Non è sufficiente, dunque, dire parole o chiacchiere; una vera comunicazione si attua quando si acquisisce la capacità di decentramento dal proprio “io”. E’ necessario superare il monologo di una comunicazione egocentrica nella quale, in fondo, ognuno parla di se e valuta ogni altro discorso con un unico metro di misura: il proprio “io”. Per esempio, un genitore che sgrida o picchia il figlio senza comprendere le motivazioni di un dato comportamento rischia di ripetere gli stessi ammonimenti per tutto il giorno senza incidere e formare una nuova condotta. (es:….) Al contrario, cogliere il punto di vista dell’altro, capire le sue aspirazioni, le sue aspettative, i messaggi non verbali, costituisce una via più lunga e faticosa del semplice alzare la voce, ma è l’unica capace di creare una vera relazione con il figlio in cui nasca la fiducia e la comprensione, evitando di dare spazio alla solitudine, alla delusione, all’incomprensione o alla desolazione.

“Quando parlate ai vostri figli sotto l’impulso della collera, lavorate per il nemico del bene. Date ad ogni bambino la possibilità di migliorare fin dalla nascita. L’educazione deve iniziare fin dalla più tenera età, senza durezza,, né irritazione, ma con bontà e pazienza… Si fa del male in famiglia quando si parla con impazienza, perché questo incita l’altro a rispondere nello stesso modo e con lo stesso spirito. Poi ci si scambia le offese , si cerca di trovare delle giustificazioni e si finisce per lasciarsi prendere dallo scoraggiamento e dall’esasperazione, dal momento che tutto questo si ripercuote naturalmente sullo spirito.” (E. White, La famiglia cristiana pg.179).

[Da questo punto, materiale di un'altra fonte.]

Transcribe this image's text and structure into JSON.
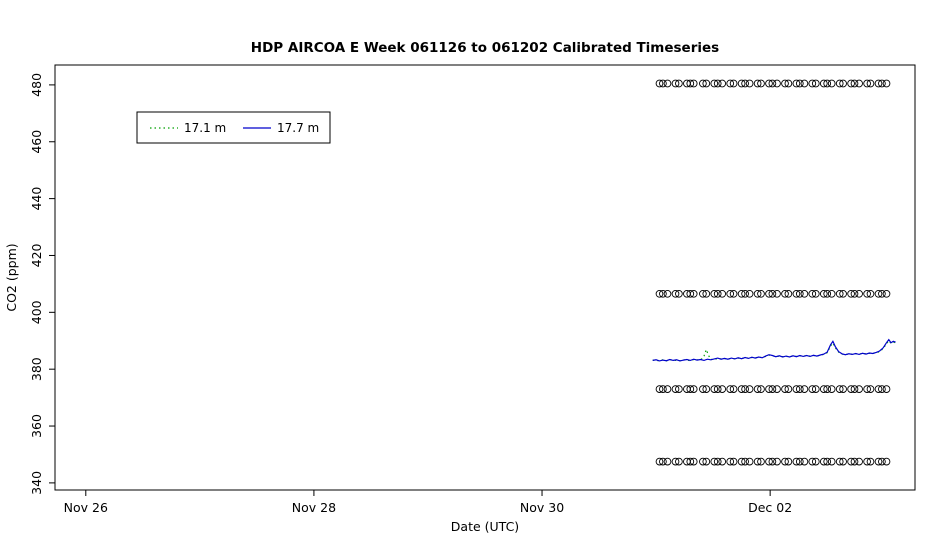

E. White in Profeti e Re, pg. 132 sottolinea che la verità dovrebbe rendere gentili. La gentilezza dovrebbe manifestarsi nel modo di parlare, di agire e di guardare. I rimproveri, quando sono necessari, dovrebbero essere fatti con gentilezza. Ella dice: “Coloro che si definiscono discepoli di Cristo e che sono duri, bruschi, ineducati non hanno capito il carattere del Salvatore. Possono essere integri e sinceri ma queste virtù non suppliscono la mancanza di bontà e la gentilezza.”
La gentilezza è una qualità essenziale dei cristiani come discepoli di Cristo. Siccome Cristo ci ha perdonati, i cristiani devono essere “… gli uni verso gli altri benigni, misericordiosi e che si perdonano a vicenda” (Efesini 4:32).

Assolvere il nostro compito di genitori circondando i nostri bambini di stimoli positivi non è un’impresa facile. Richiede impegno, fiducia totale, perseveranza e una crescente comprensione dell’amore di Dio. In particolare implica una buona relazione col Padre che si fonda sulla certezza che egli è interessato alla salvezza dei nostri figli più di quanto potremmo mai esserlo noi stessi. … Affidate i vostri figli al Signore e contate sulle sue promesse. Riceverete da Dio il dono della vita eterna per voi e per loro.

Noi non possiamo plasmare i figli secondo il nostro sentimento; così come Iddio ce li diede, bisogna tenerli ed amarli (Goethe, Johann Wolfgang von, scrittore tedesco, 1749-1832).